На службе зла

52

Do not envy the man with the X-ray eyes.

Blue Öyster Cult. «X-Ray Eyes»[92]

Страйк, стоявший в тени склада в Боу, наблюдая за Блонден-стрит, услышал в трубке внезапный выдох Робин и стук мобильника о тротуар, а потом звуки борьбы и скольжение ног по асфальту.

Он побежал. Телефонная связь с Робин еще сохранялась, но он ничего не слышал. Пока он бежал в сгущающихся сумерках к ближайшей станции, паника заставила его соображать быстрее и приглушила боль. Ему требовался второй телефон.

– Дай-ка сюда на минуту, приятель! – проорал он паре тощих чернокожих подростков, которые шли навстречу: один, хихикая, болтал по телефону. – Совершается преступление, одолжи телефон!

Он бросился к ним; завидев его габариты и внушительный вид, подросток с боязливым недоумением протянул ему трубку.

– Айда за мной! – гаркнул Страйк, держа курс на более оживленные улицы, где он мог поймать такси, и прижимая к другому уху свой собственный мобильник. – Полиция! – кричал Страйк в чужой телефон; ошарашенные подростки бежали рядом, как телохранители. – У станции метро «Кэтфорд-Бридж» женщина подверглась нападению во время нашего телефонного разговора, вот только что… нет, я не знаю названия улицы, но это один-два квартала от станции – прямо сейчас, я говорил с ней по телефону, когда ее схватили, я слышал, как это случилось… да… быстрей давайте, мать вашу!.. Спасибо, приятель! – тяжело выдохнул Страйк, бросая мобильник его владельцу, который по инерции пробежал рядом еще с десяток метров.

Страйк стремглав влетел за угол; Боу был совершенно незнакомой ему частью Лондона. Он пробежал мимо паба «Колокола Боу», не обращая внимания на резкие толчки в коленных связках, двигаясь неуклюже, поддерживая равновесие одной рукой, а другой прижимая к уху свой молчащий телефон. Потом на другом конце провода завыл сиреной тревожный брелок.

– ТАКСИ! – взревел Страйк, издалека завидев растущее пятно света. – РОБИН! – заорал он в телефон, уверенный, что она слышит его сквозь вой сирены. – РОБИН, Я вызвал ПОЛИЦИЮ! ПОЛИЦИЯ УЖЕ ЕДЕТ. ТЫ МЕНЯ СЛЫШИШЬ, ЧЕРТ ПОДЕРИ?

Такси проехало мимо. За порогом «Колоколов Боу» выпивохи уставились на придурка с телефоном, ковыляющего что есть мочи, с криками и бранью. Появилось еще одно такси.

– ТАКСИ! ТАКСИ! – проорал Страйк, и автомобиль развернулся, направляясь к нему; в тот же миг у него в ухе раздалось тяжелое дыхание, а потом и голос Робин:

– Ты… ты там?

– БОЖЕ МИЛОСТИВЫЙ! ЧТО С ТОБОЙ?

– Не… кричи…

Неимоверным усилием воли он понизил голос:

– Что случилось?

– Я… не вижу, – сказала она. – Я ничего… не вижу…

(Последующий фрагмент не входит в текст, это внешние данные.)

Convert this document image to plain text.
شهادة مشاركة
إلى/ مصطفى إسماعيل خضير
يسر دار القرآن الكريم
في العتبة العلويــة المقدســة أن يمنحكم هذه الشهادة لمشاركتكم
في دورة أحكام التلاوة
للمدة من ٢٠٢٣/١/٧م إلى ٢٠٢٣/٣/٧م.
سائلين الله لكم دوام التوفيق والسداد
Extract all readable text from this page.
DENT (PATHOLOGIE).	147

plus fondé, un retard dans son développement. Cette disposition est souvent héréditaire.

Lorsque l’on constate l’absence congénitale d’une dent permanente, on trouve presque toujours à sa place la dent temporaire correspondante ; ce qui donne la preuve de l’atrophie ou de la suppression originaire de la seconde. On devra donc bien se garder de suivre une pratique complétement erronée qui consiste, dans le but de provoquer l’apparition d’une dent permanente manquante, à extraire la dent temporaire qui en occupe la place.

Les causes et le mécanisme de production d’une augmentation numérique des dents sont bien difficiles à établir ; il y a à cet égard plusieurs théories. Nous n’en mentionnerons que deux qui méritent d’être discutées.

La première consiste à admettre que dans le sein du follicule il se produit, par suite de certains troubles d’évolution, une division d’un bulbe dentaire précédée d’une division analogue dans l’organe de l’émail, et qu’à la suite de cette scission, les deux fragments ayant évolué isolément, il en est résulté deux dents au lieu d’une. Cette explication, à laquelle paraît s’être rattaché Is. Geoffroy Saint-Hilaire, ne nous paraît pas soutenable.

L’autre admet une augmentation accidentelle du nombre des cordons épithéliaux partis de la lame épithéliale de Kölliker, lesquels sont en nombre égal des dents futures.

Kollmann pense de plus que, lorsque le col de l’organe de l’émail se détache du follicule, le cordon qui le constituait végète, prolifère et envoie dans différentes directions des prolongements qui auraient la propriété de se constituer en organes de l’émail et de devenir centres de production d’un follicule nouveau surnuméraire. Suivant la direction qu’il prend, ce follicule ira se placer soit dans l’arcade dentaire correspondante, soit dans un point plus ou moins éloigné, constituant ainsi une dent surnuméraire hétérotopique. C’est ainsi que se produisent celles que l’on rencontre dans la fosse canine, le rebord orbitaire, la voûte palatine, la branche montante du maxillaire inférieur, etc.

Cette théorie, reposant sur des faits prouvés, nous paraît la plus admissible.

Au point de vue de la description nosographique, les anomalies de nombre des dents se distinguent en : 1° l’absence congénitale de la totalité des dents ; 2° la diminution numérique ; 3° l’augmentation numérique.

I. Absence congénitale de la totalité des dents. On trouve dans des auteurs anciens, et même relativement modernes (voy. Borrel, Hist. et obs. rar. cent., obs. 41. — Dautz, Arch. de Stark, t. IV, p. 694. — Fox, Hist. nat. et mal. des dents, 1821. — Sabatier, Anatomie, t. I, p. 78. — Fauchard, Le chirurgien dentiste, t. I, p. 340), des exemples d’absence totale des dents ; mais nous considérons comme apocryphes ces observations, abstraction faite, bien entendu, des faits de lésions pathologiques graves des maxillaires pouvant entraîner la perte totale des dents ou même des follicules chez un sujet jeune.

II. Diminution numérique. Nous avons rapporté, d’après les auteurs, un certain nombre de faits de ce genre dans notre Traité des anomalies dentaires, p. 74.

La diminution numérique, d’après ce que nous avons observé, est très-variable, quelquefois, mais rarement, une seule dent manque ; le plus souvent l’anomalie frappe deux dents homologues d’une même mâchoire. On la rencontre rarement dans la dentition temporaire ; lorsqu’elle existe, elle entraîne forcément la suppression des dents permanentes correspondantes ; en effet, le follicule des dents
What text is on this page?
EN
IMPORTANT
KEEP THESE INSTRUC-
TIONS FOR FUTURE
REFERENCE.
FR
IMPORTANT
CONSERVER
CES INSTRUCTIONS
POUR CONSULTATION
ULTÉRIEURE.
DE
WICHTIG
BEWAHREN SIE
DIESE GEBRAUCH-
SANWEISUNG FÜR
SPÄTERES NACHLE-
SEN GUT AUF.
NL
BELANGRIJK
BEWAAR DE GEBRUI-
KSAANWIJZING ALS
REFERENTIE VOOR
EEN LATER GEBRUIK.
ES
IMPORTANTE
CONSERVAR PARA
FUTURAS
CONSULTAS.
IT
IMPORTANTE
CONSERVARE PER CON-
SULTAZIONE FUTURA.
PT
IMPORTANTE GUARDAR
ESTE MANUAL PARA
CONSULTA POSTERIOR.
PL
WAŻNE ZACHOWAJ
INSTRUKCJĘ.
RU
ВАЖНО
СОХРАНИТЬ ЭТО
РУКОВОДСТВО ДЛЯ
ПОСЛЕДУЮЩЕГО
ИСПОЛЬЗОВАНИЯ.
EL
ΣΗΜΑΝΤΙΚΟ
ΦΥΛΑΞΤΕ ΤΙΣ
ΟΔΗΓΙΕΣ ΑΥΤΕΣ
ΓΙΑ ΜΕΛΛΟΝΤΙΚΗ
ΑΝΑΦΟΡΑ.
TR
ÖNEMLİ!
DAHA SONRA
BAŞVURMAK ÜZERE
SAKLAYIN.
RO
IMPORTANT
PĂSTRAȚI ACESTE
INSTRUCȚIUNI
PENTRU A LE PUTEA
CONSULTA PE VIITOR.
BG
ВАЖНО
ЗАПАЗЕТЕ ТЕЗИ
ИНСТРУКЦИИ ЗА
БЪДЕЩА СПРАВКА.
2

Страйк рывком открыл заднюю дверь такси и бросился внутрь.

– Метро «Кэтфорд-Бридж», быстрее! Что значит «не вижу»?.. Что он с тобой сделал? ДА НЕ С ТОБОЙ! – рявкнул он на сбитого с толку водителя. – Давай! Жми!

– Ничего… это все твой дурацкий… сигнал… гадость… по всему лицу… ой черт…

Такси неслось по улице, но Страйку приходилось буквально физически себя сдерживать, чтобы не заставить водителя втопить еще сильнее.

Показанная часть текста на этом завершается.